Airbnb has quickly filled the gap In the middle of the price spectrum, having grown exponentially to around 65,000 listings in Paris today. But, as with other cities, the platform is being cracked down on based on a Paris City Council decision making it mandatory as of December for people renting their apartments to register with the town hall.
The interesting opportunity lies in the detail oriented, yet affordable (think €150 a night) bucket, a space where Parisian hotelier Adrien Gloaguen has been investing his time and energy, creating a mini hospitality renaissance in the city. One that goes beyond the boutique hotel cliche into something more special and thoughtful. And one that squeezes incredible design details out of a value-minded budget.
Raised in Paris, Gloaguen is a self-taught hotelier who bought his first hotel right on the left bank after finishing his studies in 2004. “In this first hotel I had all roles: plumber, receptionist, doorman, he says. “I learned everything with this first hotel, and this experience was the best school.”
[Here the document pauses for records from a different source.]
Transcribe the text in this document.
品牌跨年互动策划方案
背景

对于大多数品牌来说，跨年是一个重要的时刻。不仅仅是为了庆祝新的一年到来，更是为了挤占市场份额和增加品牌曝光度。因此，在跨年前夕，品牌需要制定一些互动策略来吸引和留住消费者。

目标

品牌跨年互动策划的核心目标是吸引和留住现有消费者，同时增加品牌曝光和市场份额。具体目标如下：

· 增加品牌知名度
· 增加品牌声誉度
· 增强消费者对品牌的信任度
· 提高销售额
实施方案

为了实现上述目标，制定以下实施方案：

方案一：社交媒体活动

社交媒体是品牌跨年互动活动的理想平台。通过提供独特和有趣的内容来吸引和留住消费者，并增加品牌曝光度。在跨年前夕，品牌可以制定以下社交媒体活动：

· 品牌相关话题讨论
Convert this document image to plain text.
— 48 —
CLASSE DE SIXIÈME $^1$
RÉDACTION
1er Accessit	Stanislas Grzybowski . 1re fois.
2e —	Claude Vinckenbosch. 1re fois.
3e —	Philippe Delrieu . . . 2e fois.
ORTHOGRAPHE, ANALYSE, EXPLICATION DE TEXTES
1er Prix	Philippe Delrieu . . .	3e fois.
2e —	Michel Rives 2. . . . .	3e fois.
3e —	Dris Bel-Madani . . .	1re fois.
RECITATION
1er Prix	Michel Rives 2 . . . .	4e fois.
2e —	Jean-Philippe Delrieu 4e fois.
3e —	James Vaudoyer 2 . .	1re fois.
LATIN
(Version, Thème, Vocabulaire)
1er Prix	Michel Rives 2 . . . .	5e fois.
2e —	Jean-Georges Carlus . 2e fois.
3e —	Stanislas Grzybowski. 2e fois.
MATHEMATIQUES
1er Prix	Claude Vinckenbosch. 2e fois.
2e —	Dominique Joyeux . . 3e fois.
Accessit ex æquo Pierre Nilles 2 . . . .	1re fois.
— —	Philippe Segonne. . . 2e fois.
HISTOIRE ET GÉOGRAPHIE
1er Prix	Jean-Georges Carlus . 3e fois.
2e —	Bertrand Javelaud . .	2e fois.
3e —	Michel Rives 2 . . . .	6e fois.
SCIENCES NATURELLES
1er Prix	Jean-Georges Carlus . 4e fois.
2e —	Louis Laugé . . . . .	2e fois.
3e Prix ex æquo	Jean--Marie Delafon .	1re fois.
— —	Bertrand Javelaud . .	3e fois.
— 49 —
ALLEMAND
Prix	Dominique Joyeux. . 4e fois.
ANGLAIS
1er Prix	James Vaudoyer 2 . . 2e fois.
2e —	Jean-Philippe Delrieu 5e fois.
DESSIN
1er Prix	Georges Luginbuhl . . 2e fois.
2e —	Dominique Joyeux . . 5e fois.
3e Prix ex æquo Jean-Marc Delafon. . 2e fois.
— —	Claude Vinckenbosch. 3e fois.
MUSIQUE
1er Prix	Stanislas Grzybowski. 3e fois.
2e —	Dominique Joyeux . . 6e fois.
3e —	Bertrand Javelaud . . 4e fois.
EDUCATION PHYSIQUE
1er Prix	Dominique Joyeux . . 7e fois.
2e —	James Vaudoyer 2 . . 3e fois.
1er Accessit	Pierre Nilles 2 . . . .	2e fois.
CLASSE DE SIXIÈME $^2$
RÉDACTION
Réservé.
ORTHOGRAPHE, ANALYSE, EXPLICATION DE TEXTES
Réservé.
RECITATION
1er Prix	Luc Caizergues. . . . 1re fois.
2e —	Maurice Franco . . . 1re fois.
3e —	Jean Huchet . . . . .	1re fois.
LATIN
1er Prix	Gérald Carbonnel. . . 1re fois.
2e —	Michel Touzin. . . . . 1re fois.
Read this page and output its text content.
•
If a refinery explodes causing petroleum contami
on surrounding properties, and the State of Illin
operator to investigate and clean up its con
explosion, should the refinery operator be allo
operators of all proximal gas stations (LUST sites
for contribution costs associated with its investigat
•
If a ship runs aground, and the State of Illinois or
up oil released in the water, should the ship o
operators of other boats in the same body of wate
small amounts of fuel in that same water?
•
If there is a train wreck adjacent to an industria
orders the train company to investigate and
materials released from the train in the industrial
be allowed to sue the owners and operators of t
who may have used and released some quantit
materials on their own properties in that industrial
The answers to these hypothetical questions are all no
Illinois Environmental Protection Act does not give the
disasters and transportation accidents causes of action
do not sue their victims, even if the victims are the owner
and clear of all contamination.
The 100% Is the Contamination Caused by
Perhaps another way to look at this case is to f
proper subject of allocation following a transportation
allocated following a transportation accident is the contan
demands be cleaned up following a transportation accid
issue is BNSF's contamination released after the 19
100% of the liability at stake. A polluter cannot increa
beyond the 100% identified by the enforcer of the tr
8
He then saw his first opportunity to meld design and a great price. His next hotel, the Hotel Paradis, was the blueprint that has since continued into two other hotels, The Panache, and recently the Bienvenue, which opened in June 2017.
On his start, Gloaguen says, “I wanted to create a hotel with a great design and great prices. This is what I tried to do with Hotel Paradis in 2011. Dorothee Meilichzon signed the design and rooms are around €120 a night. Before that, we only had the choice between beautiful hotels at very high prices or affordable hotels with terrible decoration.”
The rooms at his hotels are thoughtful, with beautiful fixtures, elegant lighting elements, and intentionally limited technology in the room. The common areas have a cozy, intimate and decidedly boutique feel, with a noticeable personal touch from the front desk staff.
He strongly believes that price constraints can be powerful and unique creative brief to talented designers, and believes in pushing them to achieve under strict parameters. Gloaguen says, “The designers I work with understand my project and work accordingly; the price constraint is something that has made the designers even more creative.”
And with Airbnb as a new reality, what are the primary differences in the experience or market? Gloaguen suggests that his hotels also need to serve as a hub for French cultural diplomacy. He thinks the hotel of not just a place to sleep, but to enable better experiences for visitors. So that clients are not lost in a city, they can be helped — and hipped — to interesting experiences that might not exactly appear on your Airbnb guest notes.
He doesn’t hold any ill will toward the platform, though, stating, “I’m not against Airbnb, I think they initiated a new way to travel — like car versus train — the users of one are not the users of the other.”
Gloaguen is optimistic about how special the Paris hospitality scene feels right now, “I totally think that people are tired of chains and of the standardization; they want a unique experience when they travel and this is what they get when they come to our hotels. They also want to be fully integrated in the Parisian lifestyle and this is how they feel when they stay in smaller hotels, they don’t feel like tourists anymore but like real Parisians.”
He cites the dynamism of the Paris independent hospitality scene. “Paris’ strength is that there are very few hotel groups, but a lot of small hotel owners that are all friends with each other and this is what makes it unique.”
This clubby, entrepreneurial approach, also seen in hotels such as the Grand Pigalle, and the Amour, is ushering a new hospitality tier. And as Paris tourism seeks to overcome terrorism fears and build from the positive glow of Macron and his desire for progress, Gloaguen and a new band of hoteliers are ushering in something new and interesting for the city.